Over 99% of all cervical cancer is caused by HPV. The incorporation of HPV testing into screening has allowed for the implementation of longer screening intervals. As HPV assays have been developed, protocols have utilized HPV testing as a primary screening test as well as in combination with cytology (co-testing) and as a triage test for women with borderline cytology results. Only high-risk HPV types have a role in screening; because low-risk types essentially play no role in identification of HPV infection in the absence of visible genital warts, testing for low-risk types is contraindicated. HPV genotyping assays for types 16 and 18 identifies women at higher risk. The disadvantage of HPV testing is its lower specificity, with up to 30% of young women testing positive in some studies. Because all commercially available HPV tests have a detection threshold designed to balance sensitivity and specificity, a negative test result does not exclude low-level HPV infection, and prior cytologic or histologic abnormalities may mandate close follow-up or even treatment despite absence of detectable HPV. HPV tests should not be collected in media whose effects of test performance have not been evaluated by the FDA.
Screening does have potential harms. Identification of HPV infection, abnormal cytology, and cervical cancer precursors is not without consequences, including anxiety, relationship disruption after diagnosis of a sexually transmitted infection, the inconvenience and cost of accelerated follow-up visits, and the pain of repeated examinations. Treatment of precursor lesions also carries risks, including bleeding, infection, and injury to adjacent organs. Some studies have suggested that destructive cervical treatments increase the risk for preterm delivery and pregnancy loss. US studies have failed to replicate these results in women after cervical loop electrosurgical excision procedure (LEEP). Women with CIN2+ are at higher risk for pregnancy loss than those who do not, perhaps because of common risk factors, including smoking, nutritional deficiencies, and lower SES, and these confounding factors may account for differences. However, there may be a threshold effect for treatment, and women with deep or repeated excisional procedures may be at higher risk for pregnancy loss.
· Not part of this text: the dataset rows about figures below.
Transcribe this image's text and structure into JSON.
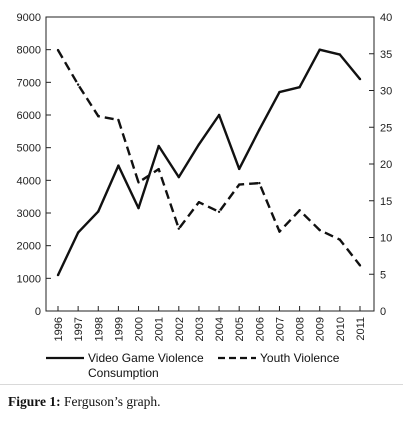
{
  "chart_data": {
    "type": "line",
    "x": [
      1996,
      1997,
      1998,
      1999,
      2000,
      2001,
      2002,
      2003,
      2004,
      2005,
      2006,
      2007,
      2008,
      2009,
      2010,
      2011
    ],
    "x_tick_labels": [
      "1996",
      "1997",
      "1998",
      "1999",
      "2000",
      "2001",
      "2002",
      "2003",
      "2004",
      "2005",
      "2006",
      "2007",
      "2008",
      "2009",
      "2010",
      "2011"
    ],
    "series": [
      {
        "name": "Video Game Violence Consumption",
        "axis": "left",
        "dash": "solid",
        "values": [
          1100,
          2400,
          3050,
          4450,
          3150,
          5050,
          4100,
          5100,
          6000,
          4350,
          5550,
          6700,
          6850,
          8000,
          7850,
          7100
        ]
      },
      {
        "name": "Youth Violence",
        "axis": "right",
        "dash": "dashed",
        "values": [
          35.5,
          30.8,
          26.5,
          26.0,
          17.5,
          19.3,
          11.2,
          14.8,
          13.5,
          17.2,
          17.4,
          10.8,
          13.7,
          11.0,
          9.7,
          6.2
        ]
      }
    ],
    "y_left": {
      "ylim": [
        0,
        9000
      ],
      "ticks": [
        0,
        1000,
        2000,
        3000,
        4000,
        5000,
        6000,
        7000,
        8000,
        9000
      ]
    },
    "y_right": {
      "ylim": [
        0,
        40
      ],
      "ticks": [
        0,
        5,
        10,
        15,
        20,
        25,
        30,
        35,
        40
      ],
      "tick_labels": [
        "0",
        "5",
        "10",
        "15",
        "20",
        "25",
        "30",
        "35",
        "40"
      ]
    },
    "legend_placement": "bottom",
    "grid": false,
    "line_color": "#111111"
  },
  "caption": {
    "label": "Figure 1:",
    "text": " Ferguson’s graph."
  }
}
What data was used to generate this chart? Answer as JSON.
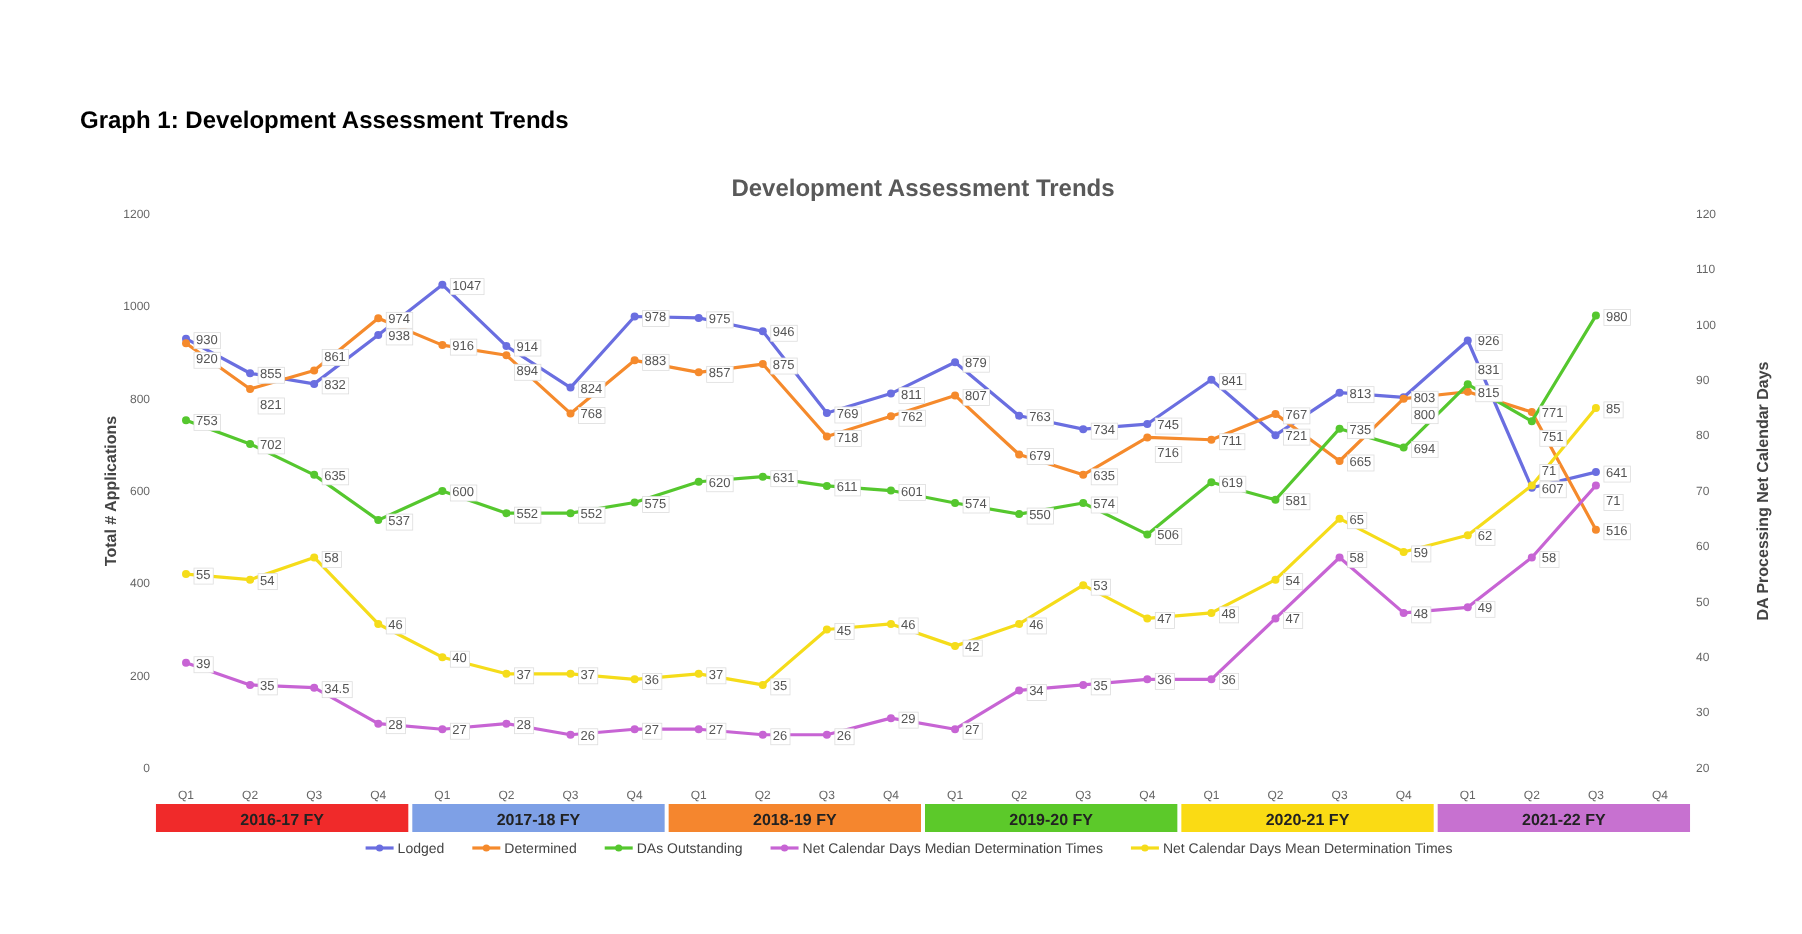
{
  "chart_data": {
    "type": "line",
    "subtitle": "Graph 1: Development Assessment Trends",
    "title": "Development Assessment Trends",
    "ylabel": "Total # Applications",
    "y2label": "DA Processing Net Calendar Days",
    "categories": [
      "Q1",
      "Q2",
      "Q3",
      "Q4",
      "Q1",
      "Q2",
      "Q3",
      "Q4",
      "Q1",
      "Q2",
      "Q3",
      "Q4",
      "Q1",
      "Q2",
      "Q3",
      "Q4",
      "Q1",
      "Q2",
      "Q3",
      "Q4",
      "Q1",
      "Q2",
      "Q3",
      "Q4"
    ],
    "annotations": [
      "2016-17 FY",
      "2017-18 FY",
      "2018-19 FY",
      "2019-20 FY",
      "2020-21 FY",
      "2021-22 FY"
    ],
    "ylim": [
      0,
      1200
    ],
    "yticks": [
      0,
      200,
      400,
      600,
      800,
      1000,
      1200
    ],
    "y2lim": [
      20,
      120
    ],
    "y2ticks": [
      20,
      30,
      40,
      50,
      60,
      70,
      80,
      90,
      100,
      110,
      120
    ],
    "legend": "bottom",
    "marker": "circle",
    "data_labels": true,
    "series": [
      {
        "name": "Lodged",
        "color": "#6a6ee0",
        "values": [
          930,
          855,
          832,
          938,
          1047,
          914,
          824,
          978,
          975,
          946,
          769,
          811,
          879,
          763,
          734,
          745,
          841,
          721,
          813,
          803,
          926,
          607,
          641,
          null
        ]
      },
      {
        "name": "Determined",
        "color": "#f58a2c",
        "values": [
          920,
          821,
          861,
          974,
          916,
          894,
          768,
          883,
          857,
          875,
          718,
          762,
          807,
          679,
          635,
          716,
          711,
          767,
          665,
          800,
          815,
          771,
          516,
          null
        ]
      },
      {
        "name": "DAs Outstanding",
        "color": "#55c72e",
        "values": [
          753,
          702,
          635,
          537,
          600,
          552,
          552,
          575,
          620,
          631,
          611,
          601,
          574,
          550,
          574,
          506,
          619,
          581,
          735,
          694,
          831,
          751,
          980,
          null
        ]
      },
      {
        "name": "Net Calendar Days Median Determination Times",
        "color": "#c764d4",
        "axis": "y2",
        "values": [
          39,
          35,
          34.5,
          28,
          27,
          28,
          26,
          27,
          27,
          26,
          26,
          29,
          27,
          34,
          35,
          36,
          36,
          47,
          58,
          48,
          49,
          58,
          71,
          null
        ]
      },
      {
        "name": "Net Calendar Days Mean Determination Times",
        "color": "#f5dc1a",
        "axis": "y2",
        "values": [
          55,
          54,
          58,
          46,
          40,
          37,
          37,
          36,
          37,
          35,
          45,
          46,
          42,
          46,
          53,
          47,
          48,
          54,
          65,
          59,
          62,
          71,
          85,
          null
        ]
      }
    ]
  }
}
Harms of excessive screening are limited, and include stigmatization, unfounded fear of cancer, and the potential of undergoing interventions without cancer prevention benefit. Sharp et al. showed that depression, distress, and anxiety occurred in 15% to 30% of women in the months after reporting of marginal cytology abnormalities.
After the utility of screening is accepted, societies, women at risk, and clinicians must decide when to initiate screening, which screening tests to use, how often to screen, and when toward the end of life the identification of asymptomatic disease ceases to be beneficial. With all choices, sensitivity and specificity must be balanced. Earlier screening starts with more sensitive tests at shorter intervals until later in life will decrease cancer incidence and mortality, but costs and harms from diagnosing lesions that would never have progressed to cancer will increase. In developed societies, guidelines for screening have been developed by experts assessing evidence for benefit and harm and deciding how these can best be balanced. In 2012, guidelines were released by the US Preventive Services Task Force (USPSTF) and a consensus conference sponsored by the American Cancer Society (ACS), the American Society for Colposcopy and Cervical Pathology (ASCCP), and the American Society for Clinical Pathology (ASCP) ( Table 1.2 ). Guidelines for screening recommended by the USPSTF were updated in 2018 and those by the ACS were updated in 2020.